Una mala noticia para el planeta que ha anunciado la organización WWF tras años de ausencia de este gran felino. Si bien no se ha detectado ningún ejemplar desde 2007 es ahora cuando se declara oficialmente su desaparición. Sin embargo, no todo está perdido, pues el país prevé su reintroducción en una amplia zona protegida.

El tigre, oficialmente extinguido en Camboya
En concreto, se quiere iniciar un programa de protección en la selva de la provincia de Mondukiri, donde se planea introducir alrededor de media docena de parejas reproductivas.
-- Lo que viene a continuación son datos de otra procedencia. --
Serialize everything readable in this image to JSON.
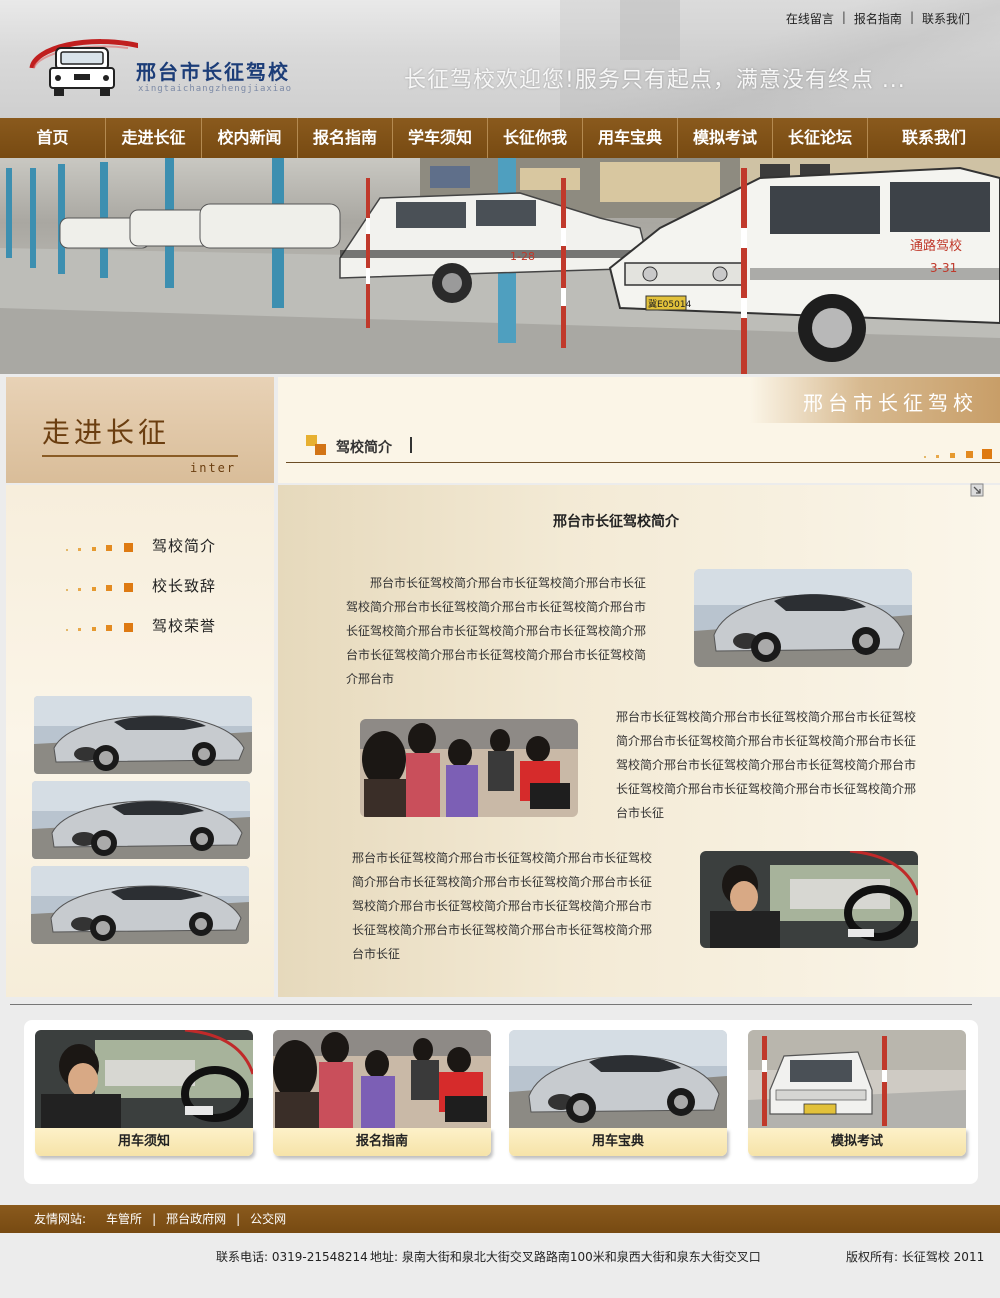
{
  "header": {
    "logo_title": "邢台市长征驾校",
    "logo_subtitle": "xingtaichangzhengjiaxiao",
    "slogan": "长征驾校欢迎您!服务只有起点，满意没有终点 ...",
    "top_links": [
      "在线留言",
      "报名指南",
      "联系我们"
    ]
  },
  "nav": {
    "items": [
      "首页",
      "走进长征",
      "校内新闻",
      "报名指南",
      "学车须知",
      "长征你我",
      "用车宝典",
      "模拟考试",
      "长征论坛",
      "联系我们"
    ]
  },
  "banner": {
    "sign_text_1": "通路驾校",
    "sign_text_2": "3-31",
    "plate_1": "冀E05014",
    "sign_text_3": "1-28"
  },
  "left": {
    "title_cn": "走进长征",
    "title_en": "inter",
    "menu": [
      "驾校简介",
      "校长致辞",
      "驾校荣誉"
    ]
  },
  "right": {
    "badge": "邢台市长征驾校",
    "section_title": "驾校简介",
    "article_title": "邢台市长征驾校简介",
    "para1": "　　邢台市长征驾校简介邢台市长征驾校简介邢台市长征驾校简介邢台市长征驾校简介邢台市长征驾校简介邢台市长征驾校简介邢台市长征驾校简介邢台市长征驾校简介邢台市长征驾校简介邢台市长征驾校简介邢台市长征驾校简介邢台市",
    "para2": "邢台市长征驾校简介邢台市长征驾校简介邢台市长征驾校简介邢台市长征驾校简介邢台市长征驾校简介邢台市长征驾校简介邢台市长征驾校简介邢台市长征驾校简介邢台市长征驾校简介邢台市长征驾校简介邢台市长征驾校简介邢台市长征",
    "para3": "邢台市长征驾校简介邢台市长征驾校简介邢台市长征驾校简介邢台市长征驾校简介邢台市长征驾校简介邢台市长征驾校简介邢台市长征驾校简介邢台市长征驾校简介邢台市长征驾校简介邢台市长征驾校简介邢台市长征驾校简介邢台市长征"
  },
  "cards": [
    "用车须知",
    "报名指南",
    "用车宝典",
    "模拟考试"
  ],
  "friends": {
    "label": "友情网站:",
    "links": [
      "车管所",
      "邢台政府网",
      "公交网"
    ]
  },
  "footer": {
    "phone": "联系电话: 0319-21548214",
    "address": "地址: 泉南大街和泉北大街交叉路路南100米和泉西大街和泉东大街交叉口",
    "copyright": "版权所有: 长征驾校 2011"
  },
  "colors": {
    "nav_brown": "#7d4f15",
    "accent_orange": "#e07b1a",
    "logo_blue": "#1c3d78"
  }
}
Para ello, sin embargo, deben contar con la colaboración de países como la vecina Tailandia y Malasia, con los que están manteniendo negociaciones para conseguir que les cedan los ejemplares.

Actualmente, la población de los tigres está en la cuerda floja. En el mundo han poco más de dos millares de tigres salvajes y su única esperanza es que tenga éxito un plan global iniciado en 2010 por diez países, cuyo objetivo es doblar su número en 2022. Con suerte, Camboya ayudará a alcanzarlo.